The following article is a re-print of Students get look at new Catholic School by Travis Williams. All photos contributed by Matt Gentry of The Roanoke Times

BLACKSBURG — Anna is really looking forward to drinking water at her new school, next fall.

“I’m really excited because then I don’t have to kneel or sit on the ground to try and get water,” the St. John Neumann Academy fourth-grader said.

Multi-level water fountains are just one feature of the private Catholic school’s new 20,000-square-foot complex on Yellow Sulfur Road that Anna and her classmates toured for the first time this week.

It looks small on the outside, but when you walk in it’s humongous, said Anna’s classmate, Quinn.

The building’s first bell is scheduled to ring for all of the school’s preschool through eighth-grade students in August, said school Director Julia Wharton.

Along with the new water fountains, the school will contain 16 660-square-foot classrooms, a multipurpose room, to be used as the school’s first gym, auditorium and cafeteria, and the school’s first chapel.

“So if you get stressed you’ll be able to go and talk to the Lord,” Quinn said.

Wharton said the entire project, including the 8.5-acre campus, cost $4 million, which was provided by private investors and built by Roanoke-based Lionberger Construction.

Currently the school, which began with 17 students in 2003, is located in a rented space near the Virginia Tech Corporate Research Center — a facility that has been maxed out by the school’s 115 students.

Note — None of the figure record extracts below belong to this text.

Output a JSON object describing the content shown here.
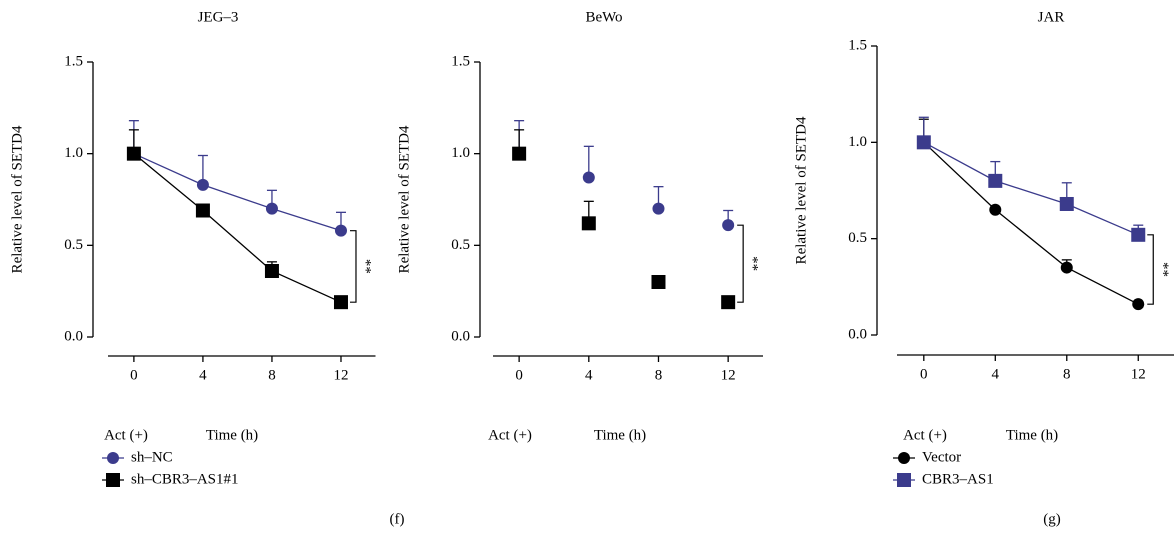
{
  "chart_data": [
    {
      "type": "line",
      "title": "JEG–3",
      "ylabel": "Relative level of SETD4",
      "xlabel": "Time (h)",
      "treatment_label": "Act (+)",
      "significance": "**",
      "x": [
        0,
        4,
        8,
        12
      ],
      "xlim": [
        -1.5,
        14
      ],
      "xticks": [
        0,
        4,
        8,
        12
      ],
      "ylim": [
        0,
        1.5
      ],
      "yticks": [
        {
          "value": 0,
          "label": "0.0"
        },
        {
          "value": 0.5,
          "label": "0.5"
        },
        {
          "value": 1.0,
          "label": "1.0"
        },
        {
          "value": 1.5,
          "label": "1.5"
        }
      ],
      "legend": "bottom-left",
      "series": [
        {
          "name": "sh–NC",
          "color": "#3b3b8c",
          "marker": "circle",
          "values": [
            1.0,
            0.83,
            0.7,
            0.58
          ],
          "errors": [
            0.18,
            0.16,
            0.1,
            0.1
          ]
        },
        {
          "name": "sh–CBR3–AS1#1",
          "color": "#000000",
          "marker": "square",
          "values": [
            1.0,
            0.69,
            0.36,
            0.19
          ],
          "errors": [
            0.13,
            0.03,
            0.05,
            0.01
          ]
        }
      ]
    },
    {
      "type": "scatter",
      "title": "BeWo",
      "ylabel": "Relative level of SETD4",
      "xlabel": "Time (h)",
      "treatment_label": "Act (+)",
      "significance": "**",
      "x": [
        0,
        4,
        8,
        12
      ],
      "xlim": [
        -1.5,
        14
      ],
      "xticks": [
        0,
        4,
        8,
        12
      ],
      "ylim": [
        0,
        1.5
      ],
      "yticks": [
        {
          "value": 0,
          "label": "0.0"
        },
        {
          "value": 0.5,
          "label": "0.5"
        },
        {
          "value": 1.0,
          "label": "1.0"
        },
        {
          "value": 1.5,
          "label": "1.5"
        }
      ],
      "series": [
        {
          "color": "#3b3b8c",
          "marker": "circle",
          "values": [
            1.0,
            0.87,
            0.7,
            0.61
          ],
          "errors": [
            0.18,
            0.17,
            0.12,
            0.08
          ]
        },
        {
          "color": "#000000",
          "marker": "square",
          "values": [
            1.0,
            0.62,
            0.3,
            0.19
          ],
          "errors": [
            0.13,
            0.12,
            0.03,
            0.01
          ]
        }
      ]
    },
    {
      "type": "line",
      "title": "JAR",
      "ylabel": "Relative level of SETD4",
      "xlabel": "Time (h)",
      "treatment_label": "Act (+)",
      "significance": "**",
      "x": [
        0,
        4,
        8,
        12
      ],
      "xlim": [
        -1.5,
        14
      ],
      "xticks": [
        0,
        4,
        8,
        12
      ],
      "ylim": [
        0,
        1.5
      ],
      "yticks": [
        {
          "value": 0,
          "label": "0.0"
        },
        {
          "value": 0.5,
          "label": "0.5"
        },
        {
          "value": 1.0,
          "label": "1.0"
        },
        {
          "value": 1.5,
          "label": "1.5"
        }
      ],
      "legend": "bottom-left",
      "series": [
        {
          "name": "Vector",
          "color": "#000000",
          "marker": "circle",
          "values": [
            1.0,
            0.65,
            0.35,
            0.16
          ],
          "errors": [
            0.12,
            0.01,
            0.04,
            0.01
          ]
        },
        {
          "name": "CBR3–AS1",
          "color": "#3b3b8c",
          "marker": "square",
          "values": [
            1.0,
            0.8,
            0.68,
            0.52
          ],
          "errors": [
            0.13,
            0.1,
            0.11,
            0.05
          ]
        }
      ]
    }
  ],
  "panel_labels": [
    "(f)",
    "(g)"
  ]
}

Wharton said the new space should allow for as many as 250 students and should expand many of the extra curricular offerings at the only Catholic school between Bristol and Roanoke.

“Right now we really don’t have any space other than classroom space,” she said.

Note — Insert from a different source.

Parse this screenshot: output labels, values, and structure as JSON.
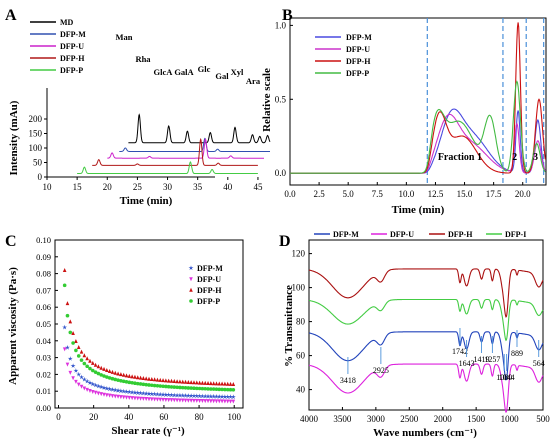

Despite the structure’s new offerings to the students, Wharton said she’s most excited about what they will bring to the building.

It’s never been about the buildings, it’s about the children and students and everything that gets breathed into it, Wharton said.

“They’re so full of ideas of what they want to see in a new school, that’s the exciting thing,” she said.

When asked, several of the students made clear what they most hope to see at the new facility.

“More kids can come and we can have more friends,” fourth-grader Mariana said.